Kącik muzyków ;)

Widziałyście już? 😀
wątek dla mnie  😅

więc dołączę do Was.
śpiewam łącznie już..17 lat. Ale to leci..zaczynałam w domu kultury w wieku 6 lat i nadal tam pozostałam 🙂
nigdy nie ciągnęło mnie 'na dalsze wody' owszem koncertujemy, jak byłyśmy młodsze jeździłam z moim zespołem wokalnym na konkursy..stare czasy.
teraz zostały nam koncerty i po prostu wspólnie spędzany ze sobą czas.

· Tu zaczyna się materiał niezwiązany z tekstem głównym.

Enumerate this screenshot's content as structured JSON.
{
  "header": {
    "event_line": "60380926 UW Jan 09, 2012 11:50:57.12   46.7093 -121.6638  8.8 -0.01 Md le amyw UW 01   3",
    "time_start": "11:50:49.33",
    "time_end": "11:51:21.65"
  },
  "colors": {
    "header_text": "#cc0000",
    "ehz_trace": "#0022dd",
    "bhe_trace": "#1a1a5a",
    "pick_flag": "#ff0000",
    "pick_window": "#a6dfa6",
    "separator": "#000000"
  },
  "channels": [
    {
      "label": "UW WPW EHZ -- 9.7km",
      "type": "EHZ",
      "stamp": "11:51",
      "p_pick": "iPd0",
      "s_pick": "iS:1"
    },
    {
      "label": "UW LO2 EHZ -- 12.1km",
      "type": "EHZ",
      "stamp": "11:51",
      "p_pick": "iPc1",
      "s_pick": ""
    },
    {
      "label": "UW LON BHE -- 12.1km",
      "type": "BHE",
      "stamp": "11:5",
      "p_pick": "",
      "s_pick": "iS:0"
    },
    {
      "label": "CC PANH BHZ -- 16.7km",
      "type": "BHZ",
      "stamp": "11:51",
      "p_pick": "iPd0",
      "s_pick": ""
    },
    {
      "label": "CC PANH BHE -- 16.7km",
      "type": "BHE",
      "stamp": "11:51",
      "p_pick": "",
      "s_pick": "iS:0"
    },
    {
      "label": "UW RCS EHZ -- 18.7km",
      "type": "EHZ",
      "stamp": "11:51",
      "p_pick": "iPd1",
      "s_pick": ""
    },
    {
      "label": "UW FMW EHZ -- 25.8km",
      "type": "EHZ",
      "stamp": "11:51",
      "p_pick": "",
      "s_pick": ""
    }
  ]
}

grać zawsze chciałam na gitarze..ale jakoś nie wyszło, nadrabia mój towarzysz życia grający na perkusji i uczący się obecnie grać na trąbce  😅
zawsze się śmiejemy, że nauczy się grać na parapecie czyt. Keybordzie i będziemy występować w Ciechocinku na dancingach, on będzie grać, a ja będę śpiewać, o.
Gazellasta, czekamy na nagrania! 🙂
O, nie wiedziałam, że w końcu powstał wątek 🙂

Jak tam CzarownicaSa? Uczysz się z kimś dalej?
Gazelasta, ja mam 40 lat i zaczynam z gitara. Nigdy nie jest za późno zeby zacząć.
Nie wiedziałam że taki wątek istnieje.

Moja przygoda ze śpiewaniem (rozrywkowym) zaczęła się całkiem niedawno w porównaniu z wami, dopiero pod koniec 6 klasy podstawówki (teraz jestem w 3 gimnazjum). Cały czas szukam tego "swojego miejsca" i osoby, która mnie poprowadzi i chyba znalazłam oba w Młodzieżowym Domu Kultury 🙂 Przeszłam już chyba przez wszystkie kółka muzyczne: szkolny chór w podstawówce, zespół 30 osób w gimnazjum (niestety się rozpadł jak poodchodziło ze szkoły większość osób), zajęcia ze znajomą co śpiewała kiedyś w operze, chór kościelny x2 (jeden się rozpadł, na drugi dalej chodzę).. No i to by było chyba na tyle.
CzarownicaSa   Prosiak statysta, który właściwie nie jest ważny.
06 kwietnia 2014 22:07
Atea na razie nie, nie mam z kim i kiedy... 🙁 jednak nauka internetowa duzo ni daje, musze cwiczyc z kims "oko w oko", zeby mnie ktos na biezaco poprawial i tlumaczyl co i jak, bo z samym nagrywaniem nic nie zdzialam. Wiec chwilowo lekka lipai przestuj... zobaczymy co bedzie dalej.
aniapa   Niedobre zwierzę wierzchowe nieznanego gatunku.
07 kwietnia 2014 11:14
Ja tak bardzo nieśmiało dołączę, bo muzycznym to ja jestem co najwyżej antytalentem  😂 ale z myślą o osobach takich, jak ja, bojących się spróbować napiszę o swoim małym szaleństwie.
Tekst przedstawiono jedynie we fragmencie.